According to a publication by the NRDC (Natural Resources Defense Council), it is conservatively estimated that U.S. Restaurants (full and quick-service) generate between 20 to 30 billion pounds of food waste each year. Combine that with Statista’s estimate of 647,288 restaurants in the United States and the result is about 33,987 pounds of food waste annually per restaurant. YIKES!?!

Are you doing everything you can to manage your inventory? Along with labor, it is the most important cost you have to manage to maintain profitability. Many restaurant owners find themselves swirling in a mass of paperwork each day related to taking physical inventory, recording the purchase and use of inventory, and trying to plan for exactly how much they will need on hand for the current day and weekly sales. That’s a tough job when you are doing it all by hand.

If you manage a QSR, you know there is no crystal ball, but if you don’t have the right tools to help you manage your inventory and make these decisions, then you know that it can result in significant waste of product. Additionally, if you are relying on excel, gut, or just a weather prediction to make these decisions – there is likely room for improvement.
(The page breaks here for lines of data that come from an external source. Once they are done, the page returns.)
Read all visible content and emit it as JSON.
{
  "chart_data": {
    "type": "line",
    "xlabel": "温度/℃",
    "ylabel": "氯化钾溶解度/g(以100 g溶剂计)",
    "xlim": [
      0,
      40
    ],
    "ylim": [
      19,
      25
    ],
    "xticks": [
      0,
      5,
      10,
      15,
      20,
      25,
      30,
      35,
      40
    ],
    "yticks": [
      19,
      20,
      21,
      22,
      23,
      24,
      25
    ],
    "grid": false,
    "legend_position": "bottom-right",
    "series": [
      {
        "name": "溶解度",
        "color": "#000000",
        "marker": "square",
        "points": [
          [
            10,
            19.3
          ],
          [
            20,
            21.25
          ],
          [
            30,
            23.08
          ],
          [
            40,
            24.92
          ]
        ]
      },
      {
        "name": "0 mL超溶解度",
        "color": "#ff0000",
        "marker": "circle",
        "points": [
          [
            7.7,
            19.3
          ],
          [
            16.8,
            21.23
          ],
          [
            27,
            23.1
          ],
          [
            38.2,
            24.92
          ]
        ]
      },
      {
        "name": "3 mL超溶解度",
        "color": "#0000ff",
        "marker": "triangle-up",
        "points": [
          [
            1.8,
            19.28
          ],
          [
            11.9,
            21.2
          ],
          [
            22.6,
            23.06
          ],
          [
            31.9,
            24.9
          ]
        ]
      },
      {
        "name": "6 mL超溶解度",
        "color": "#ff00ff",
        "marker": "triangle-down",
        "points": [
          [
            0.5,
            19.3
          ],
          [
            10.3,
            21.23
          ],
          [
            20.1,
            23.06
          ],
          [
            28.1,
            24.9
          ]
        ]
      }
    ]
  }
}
What does that translate to in terms of dollars and profitability for your store? And what specifically is causing it? It would be wrong to say that it’s all on the “front end”, meaning before you make the sale. Some of that food is wasted by the consumer after they purchase it. However, a good store manager knows there are specific areas that can be managed to cut waste before it gets to the end consumer.

  1. Trim waste- This is especially important for those QSR’s that do a lot of their own food preparation. Some QSR’s get all of their buns ready to use. However, what if you buy bread and slice it? Who is monitoring the trimmed ends? At the end of the day, you likely have enough trimmed ends to make several more sandwiches.
  2. Mishandling- This can encompass many different meanings. It could be overcooking the food, not processing a customer’s order correctly, or even when preparing “pre-packaged” items they are put together incorrectly causing you to throw the food away before it gets to the consumer.
  3. Wide ranging menu choices- The more your customers have to choose from, the more ingredients you must manage.
  4. Making too much- This is largely dependent on your ability to forecast sales. Along with number five, this is one of the major downfalls of many QSR’s.
  5. Buying too much- Trying to predict sales and regulate your inventory purchases can be the most difficult part of the job. Many managers are still doing this in a very manual fashion which will inevitably result in errors.

All the above costs are manageable, but store owners need to implement a less labor intensive method to be able to quickly identify the high food costs and take action.

My recommendation would be to stop taking inventory using paper sheets, managing reorders using pencil and paper combined with gut instinct and sometimes a bit of knowledge about last Sunday’s sales. This is not the best method. While it clearly is not providing the real-time data that you need to make quick decisions, it is also a huge waste of time, effort, manpower, and money.

The solution? Invest in the technology that will enable your store managers to take inventory, manage counts, monitor ideal food costs, and forecast orders. With the right tools to manage this process and get actionable insights restaurant managers should be able to eliminate waste and increase profits as a result.